Герцогиня сидела в высоком кресле напротив сестры, горделиво выпрямившись и расправив широкие складки парчового платья, чтобы скрыть живот. Ее слова лились уверенно и властно, и она видела, как все ниже склоняется голова Анны. Казалось, это придает речи Изабеллы еще больше жара и убедительности.

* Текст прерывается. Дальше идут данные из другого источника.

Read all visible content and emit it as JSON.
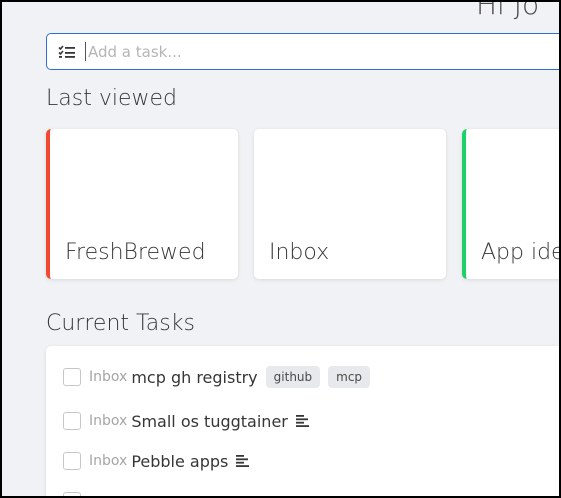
{
  "header": {
    "title_fragment": "Hi Jo"
  },
  "add_task": {
    "placeholder": "Add a task...",
    "icon": "task-list-icon"
  },
  "last_viewed": {
    "heading": "Last viewed",
    "cards": [
      {
        "title": "FreshBrewed",
        "accent": "#f14a30"
      },
      {
        "title": "Inbox",
        "accent": ""
      },
      {
        "title": "App ide",
        "accent": "#1fcf6a"
      }
    ]
  },
  "current_tasks": {
    "heading": "Current Tasks",
    "tasks": [
      {
        "project": "Inbox",
        "text": "mcp gh registry",
        "labels": [
          "github",
          "mcp"
        ]
      },
      {
        "project": "Inbox",
        "text": "Small os tuggtainer",
        "has_description": true
      },
      {
        "project": "Inbox",
        "text": "Pebble apps",
        "has_description": true
      }
    ]
  }
}
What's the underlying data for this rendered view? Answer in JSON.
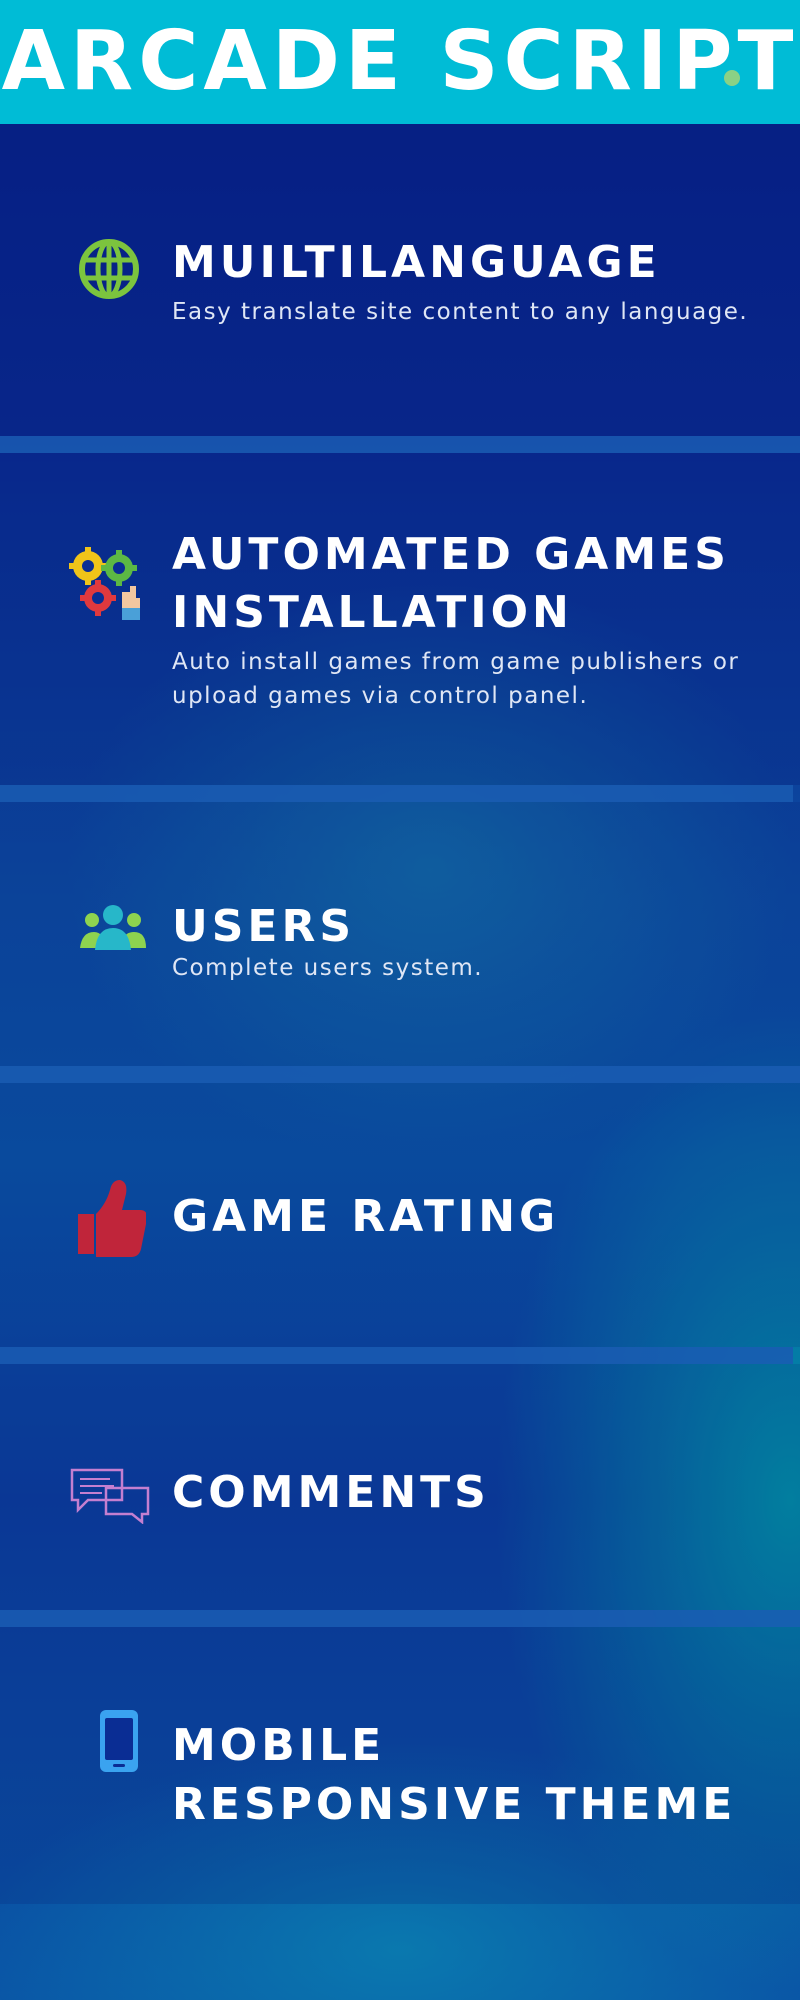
{
  "header": {
    "title": "ARCADE SCRIPT"
  },
  "features": [
    {
      "icon": "globe-icon",
      "title": "MUILTILANGUAGE",
      "description": "Easy translate site content to any language."
    },
    {
      "icon": "gears-icon",
      "title_line1": "AUTOMATED GAMES",
      "title_line2": "INSTALLATION",
      "description_line1": "Auto install games from game publishers or",
      "description_line2": "upload games via control panel."
    },
    {
      "icon": "users-icon",
      "title": "USERS",
      "description": "Complete users system."
    },
    {
      "icon": "thumbs-up-icon",
      "title": "GAME RATING"
    },
    {
      "icon": "chat-bubbles-icon",
      "title": "COMMENTS"
    },
    {
      "icon": "mobile-phone-icon",
      "title_line1": "MOBILE",
      "title_line2": "RESPONSIVE THEME"
    }
  ],
  "colors": {
    "header_bg": "#00bcd6",
    "globe": "#7cc43e",
    "thumbs_up": "#c0253a",
    "comments": "#c47fd0",
    "mobile": "#3aa3f0"
  }
}
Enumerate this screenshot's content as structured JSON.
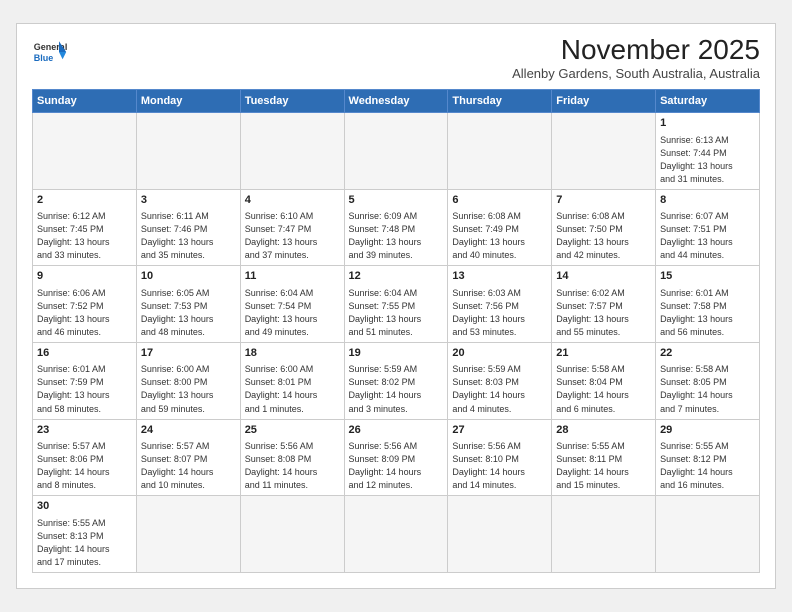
{
  "header": {
    "logo_general": "General",
    "logo_blue": "Blue",
    "month": "November 2025",
    "location": "Allenby Gardens, South Australia, Australia"
  },
  "weekdays": [
    "Sunday",
    "Monday",
    "Tuesday",
    "Wednesday",
    "Thursday",
    "Friday",
    "Saturday"
  ],
  "weeks": [
    [
      {
        "day": "",
        "info": ""
      },
      {
        "day": "",
        "info": ""
      },
      {
        "day": "",
        "info": ""
      },
      {
        "day": "",
        "info": ""
      },
      {
        "day": "",
        "info": ""
      },
      {
        "day": "",
        "info": ""
      },
      {
        "day": "1",
        "info": "Sunrise: 6:13 AM\nSunset: 7:44 PM\nDaylight: 13 hours\nand 31 minutes."
      }
    ],
    [
      {
        "day": "2",
        "info": "Sunrise: 6:12 AM\nSunset: 7:45 PM\nDaylight: 13 hours\nand 33 minutes."
      },
      {
        "day": "3",
        "info": "Sunrise: 6:11 AM\nSunset: 7:46 PM\nDaylight: 13 hours\nand 35 minutes."
      },
      {
        "day": "4",
        "info": "Sunrise: 6:10 AM\nSunset: 7:47 PM\nDaylight: 13 hours\nand 37 minutes."
      },
      {
        "day": "5",
        "info": "Sunrise: 6:09 AM\nSunset: 7:48 PM\nDaylight: 13 hours\nand 39 minutes."
      },
      {
        "day": "6",
        "info": "Sunrise: 6:08 AM\nSunset: 7:49 PM\nDaylight: 13 hours\nand 40 minutes."
      },
      {
        "day": "7",
        "info": "Sunrise: 6:08 AM\nSunset: 7:50 PM\nDaylight: 13 hours\nand 42 minutes."
      },
      {
        "day": "8",
        "info": "Sunrise: 6:07 AM\nSunset: 7:51 PM\nDaylight: 13 hours\nand 44 minutes."
      }
    ],
    [
      {
        "day": "9",
        "info": "Sunrise: 6:06 AM\nSunset: 7:52 PM\nDaylight: 13 hours\nand 46 minutes."
      },
      {
        "day": "10",
        "info": "Sunrise: 6:05 AM\nSunset: 7:53 PM\nDaylight: 13 hours\nand 48 minutes."
      },
      {
        "day": "11",
        "info": "Sunrise: 6:04 AM\nSunset: 7:54 PM\nDaylight: 13 hours\nand 49 minutes."
      },
      {
        "day": "12",
        "info": "Sunrise: 6:04 AM\nSunset: 7:55 PM\nDaylight: 13 hours\nand 51 minutes."
      },
      {
        "day": "13",
        "info": "Sunrise: 6:03 AM\nSunset: 7:56 PM\nDaylight: 13 hours\nand 53 minutes."
      },
      {
        "day": "14",
        "info": "Sunrise: 6:02 AM\nSunset: 7:57 PM\nDaylight: 13 hours\nand 55 minutes."
      },
      {
        "day": "15",
        "info": "Sunrise: 6:01 AM\nSunset: 7:58 PM\nDaylight: 13 hours\nand 56 minutes."
      }
    ],
    [
      {
        "day": "16",
        "info": "Sunrise: 6:01 AM\nSunset: 7:59 PM\nDaylight: 13 hours\nand 58 minutes."
      },
      {
        "day": "17",
        "info": "Sunrise: 6:00 AM\nSunset: 8:00 PM\nDaylight: 13 hours\nand 59 minutes."
      },
      {
        "day": "18",
        "info": "Sunrise: 6:00 AM\nSunset: 8:01 PM\nDaylight: 14 hours\nand 1 minutes."
      },
      {
        "day": "19",
        "info": "Sunrise: 5:59 AM\nSunset: 8:02 PM\nDaylight: 14 hours\nand 3 minutes."
      },
      {
        "day": "20",
        "info": "Sunrise: 5:59 AM\nSunset: 8:03 PM\nDaylight: 14 hours\nand 4 minutes."
      },
      {
        "day": "21",
        "info": "Sunrise: 5:58 AM\nSunset: 8:04 PM\nDaylight: 14 hours\nand 6 minutes."
      },
      {
        "day": "22",
        "info": "Sunrise: 5:58 AM\nSunset: 8:05 PM\nDaylight: 14 hours\nand 7 minutes."
      }
    ],
    [
      {
        "day": "23",
        "info": "Sunrise: 5:57 AM\nSunset: 8:06 PM\nDaylight: 14 hours\nand 8 minutes."
      },
      {
        "day": "24",
        "info": "Sunrise: 5:57 AM\nSunset: 8:07 PM\nDaylight: 14 hours\nand 10 minutes."
      },
      {
        "day": "25",
        "info": "Sunrise: 5:56 AM\nSunset: 8:08 PM\nDaylight: 14 hours\nand 11 minutes."
      },
      {
        "day": "26",
        "info": "Sunrise: 5:56 AM\nSunset: 8:09 PM\nDaylight: 14 hours\nand 12 minutes."
      },
      {
        "day": "27",
        "info": "Sunrise: 5:56 AM\nSunset: 8:10 PM\nDaylight: 14 hours\nand 14 minutes."
      },
      {
        "day": "28",
        "info": "Sunrise: 5:55 AM\nSunset: 8:11 PM\nDaylight: 14 hours\nand 15 minutes."
      },
      {
        "day": "29",
        "info": "Sunrise: 5:55 AM\nSunset: 8:12 PM\nDaylight: 14 hours\nand 16 minutes."
      }
    ],
    [
      {
        "day": "30",
        "info": "Sunrise: 5:55 AM\nSunset: 8:13 PM\nDaylight: 14 hours\nand 17 minutes."
      },
      {
        "day": "",
        "info": ""
      },
      {
        "day": "",
        "info": ""
      },
      {
        "day": "",
        "info": ""
      },
      {
        "day": "",
        "info": ""
      },
      {
        "day": "",
        "info": ""
      },
      {
        "day": "",
        "info": ""
      }
    ]
  ]
}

– Я хочу также, моя дорогая, чтобы ты хоть на миг забыла о себе и подумала о величии своего рода, о своем нынешнем положении. Ты не простая деревенская девчонка, которая бездумно предается животной похоти. Ты принцесса! Ты выше прочих смертных. И я была бы плохой сестрой, если бы не напомнила тебе о том, что члены королевской семьи должны питать к себе уважение. Ты поднялась на вершину, и все остальное должно отступить. Принцесса Уэльская должна жить интересами королевства, обретая в этом удовлетворение и покой. Что рядом с этим какой-то мелкий вассал, которого, кстати, отправила в отставку Лиззи Грэй, дабы самой стать на время королевой. Думаю, моя сестра не глупее этой захудалой дворяночки и достойна того удела, что ей предначертан!
Руки Анны бессильно перебирали рельеф подлокотников. Голова поникла, а по щеке пробиралась одинокая слеза.
– Видимо, ты права, Изабелла, и я лишь попусту извожу себя. Ты говоришь то же, что и отец. Выходит, я слишком глупа, если думала иначе.
– Нет, дитя, нет, Анна, – ласково сказала герцогиня. – Просто ты надолго оторвалась от семьи и совсем запуталась. Обещай мне, нет, поклянись, что забудешь этого человека, что снова обретешь чистоту и благоразумие, станешь образцом для подражания для всех дам Англии!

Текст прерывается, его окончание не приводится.